The firm decided to move from a reactive approach to a proactive one. It created a capacity planning team that was able to measure the capacity used by different applications and to assess the impact of future demands on their systems. Using TeamQuest Model (now part of Vityl Capacity Management), the team is able to pre-test applications, hardware configurations and varying workload demands. The Vityl software enables the company to model live data from its own AIX and Sun systems, instead of relying on theoretical models. The models it has developed using the software are 98 percent accurate.
The capacity planning team is now able to assess the impact of additional services very quickly. Instead of having to spend a week crunching numbers in Excel, the team can run a simulation in a couple of minutes and provide a near-instant answer, which gives the business much more confidence in making decisions about investing in new applications.

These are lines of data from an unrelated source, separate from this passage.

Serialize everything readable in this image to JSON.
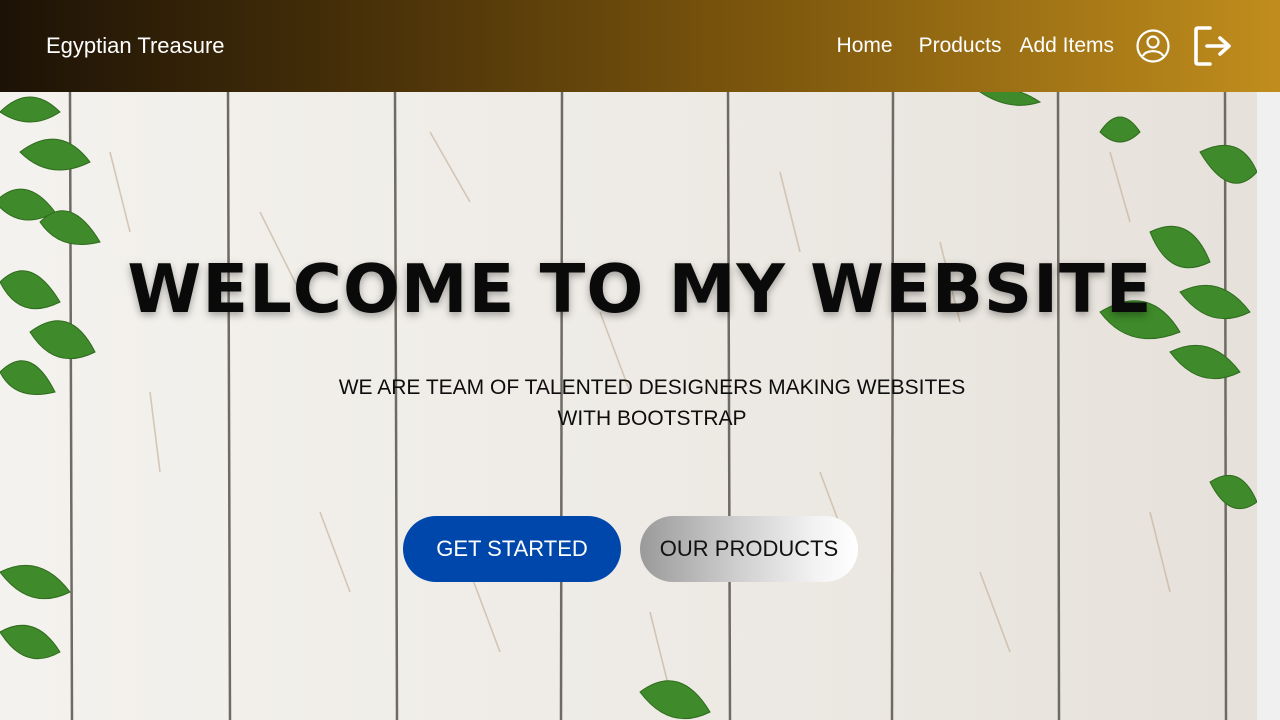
{
  "navbar": {
    "brand": "Egyptian Treasure",
    "links": [
      "Home",
      "Products",
      "Add Items"
    ],
    "icons": [
      "user-circle-icon",
      "logout-icon"
    ],
    "gradient": [
      "#1c1206",
      "#c08d1d"
    ]
  },
  "hero": {
    "title": "WELCOME TO MY WEBSITE",
    "subtitle_line1": "WE ARE TEAM OF TALENTED DESIGNERS MAKING WEBSITES",
    "subtitle_line2": "WITH BOOTSTRAP",
    "primary_button": "GET STARTED",
    "secondary_button": "OUR PRODUCTS",
    "primary_color": "#0047ab"
  }
}
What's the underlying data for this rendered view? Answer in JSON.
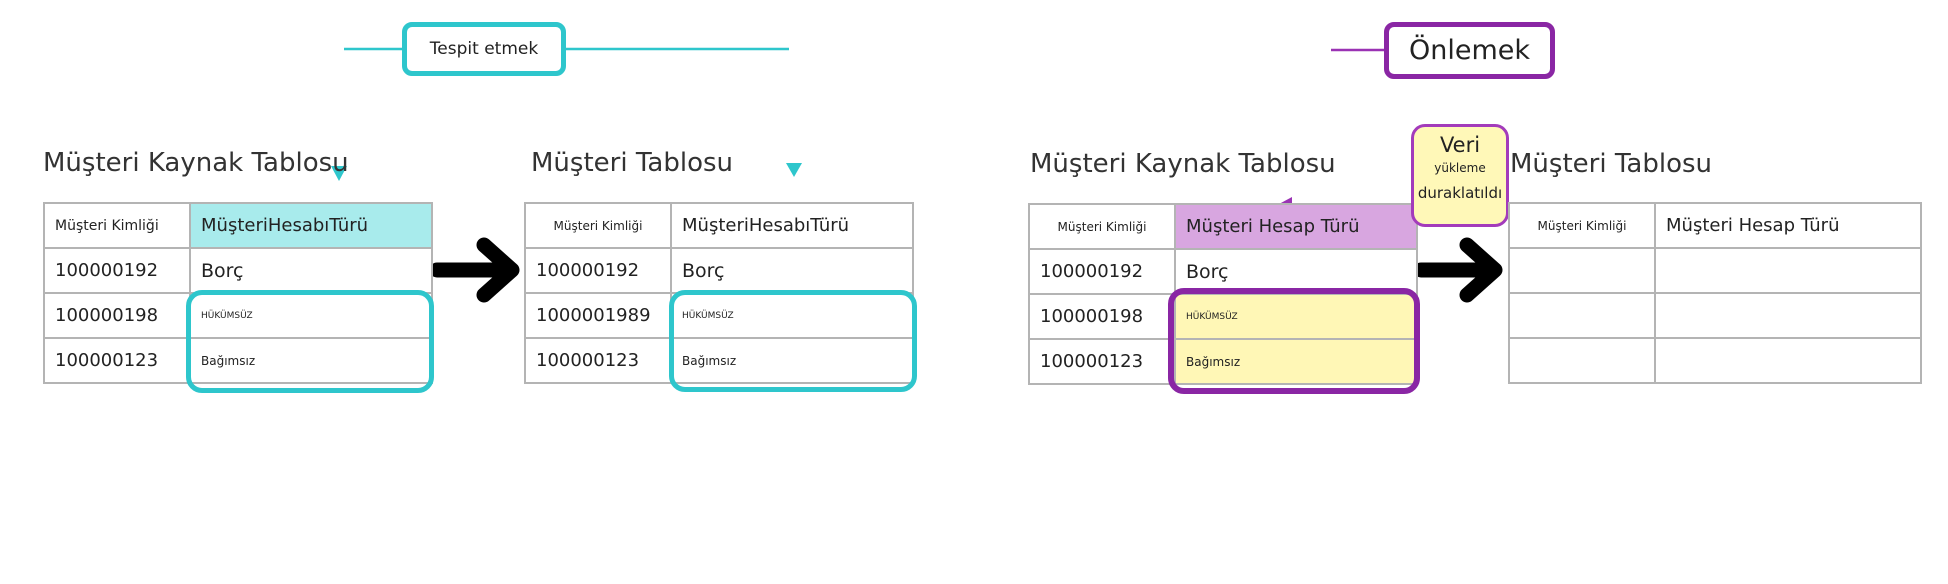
{
  "colors": {
    "cyan": "#2ec6cc",
    "purple": "#8a26a4",
    "yellow": "#fff7b6",
    "arrow": "#000000"
  },
  "detect": {
    "callout": "Tespit etmek",
    "source": {
      "title": "Müşteri Kaynak Tablosu",
      "headers": [
        "Müşteri Kimliği",
        "MüşteriHesabıTürü"
      ],
      "rows": [
        [
          "100000192",
          "Borç"
        ],
        [
          "100000198",
          "HÜKÜMSÜZ"
        ],
        [
          "100000123",
          "Bağımsız"
        ]
      ]
    },
    "target": {
      "title": "Müşteri Tablosu",
      "headers": [
        "Müşteri Kimliği",
        "MüşteriHesabıTürü"
      ],
      "rows": [
        [
          "100000192",
          "Borç"
        ],
        [
          "1000001989",
          "HÜKÜMSÜZ"
        ],
        [
          "100000123",
          "Bağımsız"
        ]
      ]
    }
  },
  "prevent": {
    "callout": "Önlemek",
    "paused_note": {
      "line1": "Veri",
      "line2": "yükleme",
      "line3": "duraklatıldı"
    },
    "source": {
      "title": "Müşteri Kaynak Tablosu",
      "headers": [
        "Müşteri Kimliği",
        "Müşteri Hesap Türü"
      ],
      "rows": [
        [
          "100000192",
          "Borç"
        ],
        [
          "100000198",
          "HÜKÜMSÜZ"
        ],
        [
          "100000123",
          "Bağımsız"
        ]
      ]
    },
    "target": {
      "title": "Müşteri Tablosu",
      "headers": [
        "Müşteri Kimliği",
        "Müşteri Hesap Türü"
      ],
      "rows": [
        [
          "",
          ""
        ],
        [
          "",
          ""
        ],
        [
          "",
          ""
        ]
      ]
    }
  }
}
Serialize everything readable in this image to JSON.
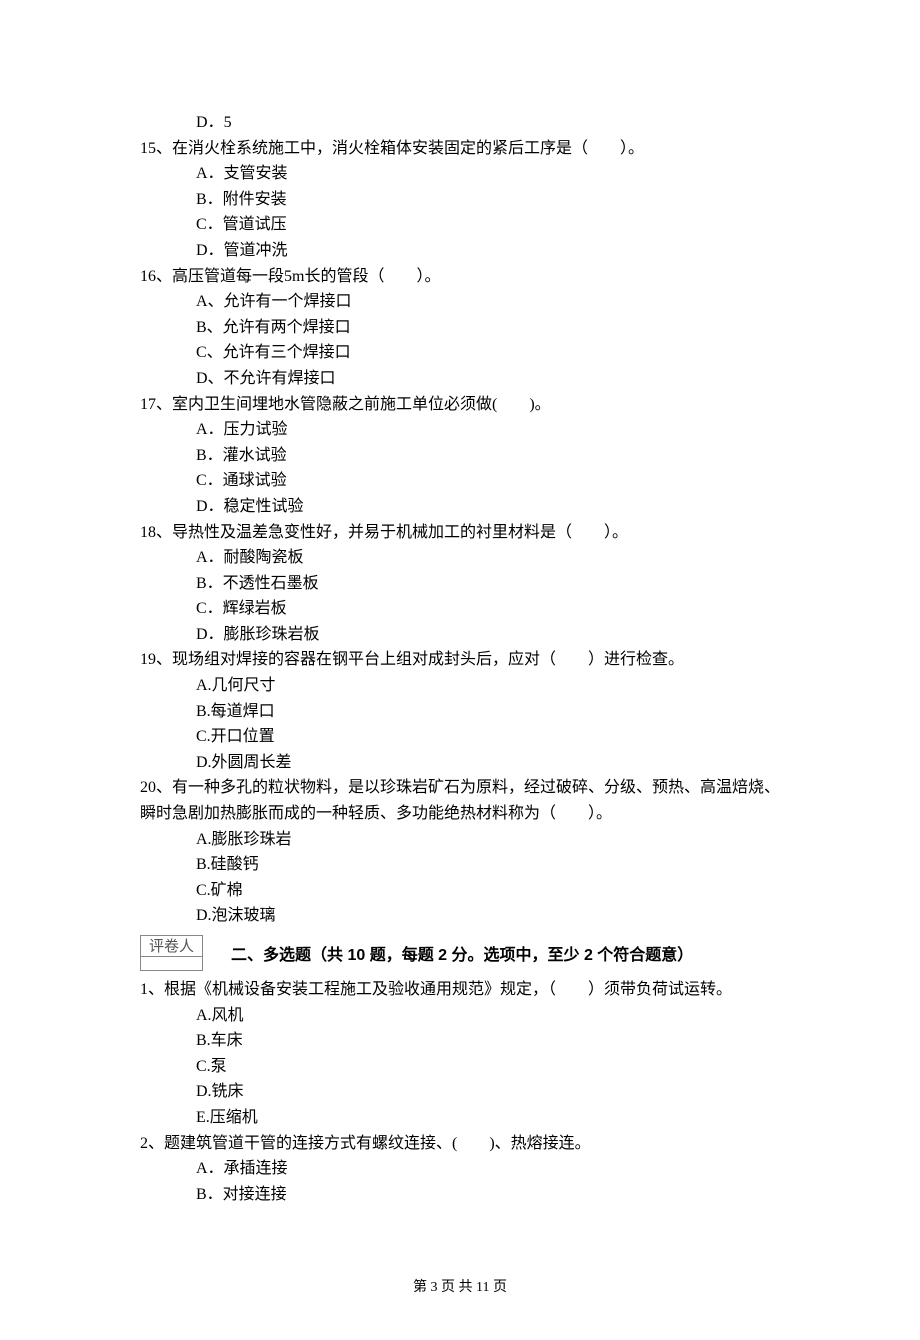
{
  "q14": {
    "d_label": "D．",
    "d": "5"
  },
  "q15": {
    "stem": "15、在消火栓系统施工中，消火栓箱体安装固定的紧后工序是（　　）。",
    "a": "A．支管安装",
    "b": "B．附件安装",
    "c": "C．管道试压",
    "d": "D．管道冲洗"
  },
  "q16": {
    "stem": "16、高压管道每一段5m长的管段（　　）。",
    "a": "A、允许有一个焊接口",
    "b": "B、允许有两个焊接口",
    "c": "C、允许有三个焊接口",
    "d": "D、不允许有焊接口"
  },
  "q17": {
    "stem": "17、室内卫生间埋地水管隐蔽之前施工单位必须做(　　)。",
    "a": "A．压力试验",
    "b": "B．灌水试验",
    "c": "C．通球试验",
    "d": "D．稳定性试验"
  },
  "q18": {
    "stem": "18、导热性及温差急变性好，并易于机械加工的衬里材料是（　　）。",
    "a": "A．耐酸陶瓷板",
    "b": "B．不透性石墨板",
    "c": "C．辉绿岩板",
    "d": "D．膨胀珍珠岩板"
  },
  "q19": {
    "stem": "19、现场组对焊接的容器在钢平台上组对成封头后，应对（　　）进行检查。",
    "a": "A.几何尺寸",
    "b": "B.每道焊口",
    "c": "C.开口位置",
    "d": "D.外圆周长差"
  },
  "q20": {
    "stem1": "20、有一种多孔的粒状物料，是以珍珠岩矿石为原料，经过破碎、分级、预热、高温焙烧、",
    "stem2": "瞬时急剧加热膨胀而成的一种轻质、多功能绝热材料称为（　　）。",
    "a": "A.膨胀珍珠岩",
    "b": "B.硅酸钙",
    "c": "C.矿棉",
    "d": "D.泡沫玻璃"
  },
  "grader_label": "评卷人",
  "section2_title": "二、多选题（共 10 题，每题 2 分。选项中，至少 2 个符合题意）",
  "mq1": {
    "stem": "1、根据《机械设备安装工程施工及验收通用规范》规定，（　　）须带负荷试运转。",
    "a": "A.风机",
    "b": "B.车床",
    "c": "C.泵",
    "d": "D.铣床",
    "e": "E.压缩机"
  },
  "mq2": {
    "stem": "2、题建筑管道干管的连接方式有螺纹连接、(　　)、热熔接连。",
    "a": "A．承插连接",
    "b": "B．对接连接"
  },
  "footer": "第 3 页 共 11 页"
}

The use of capacity management tools also gave the company the information it needed to carry out a server consolidation project in 2008, reducing 64 standalone servers to four consolidated frames, knowing that it could so without creating extra risk. It saved not just on the hardware and running costs, but also on the costs of application licenses. It no longer worries about performance issues, because it knows that it has the capacity to cope with peaks in demand: on Christmas Eve, 2008, the company processed more than 730 transactions per second without a disruption.
The firm has found this ability to model the impact of new applications or an increase in the number of transactions particularly beneficial in times of mergers or acquisitions.
As Madden says: “If you’re merging systems or departments, you don’t need as much capacity any more. Instead of having these huge provisioned systems where only 20 per cent or 30 per cent are utilized, you can assign capacity based on end user need.” The introduction of capacity management results in a long-term beneficial change in the way the business and IT relate to each other, because capacity management requires the business to be clear about its requirements. The result is that business decisions are much better-informed than previously, says Way: “Some customers have found that they start to get much more credible and easy-to-generate reports about where they are with performance. That then puts the pressure back on the business to tell IT what they need to do so that IT can plan for it.”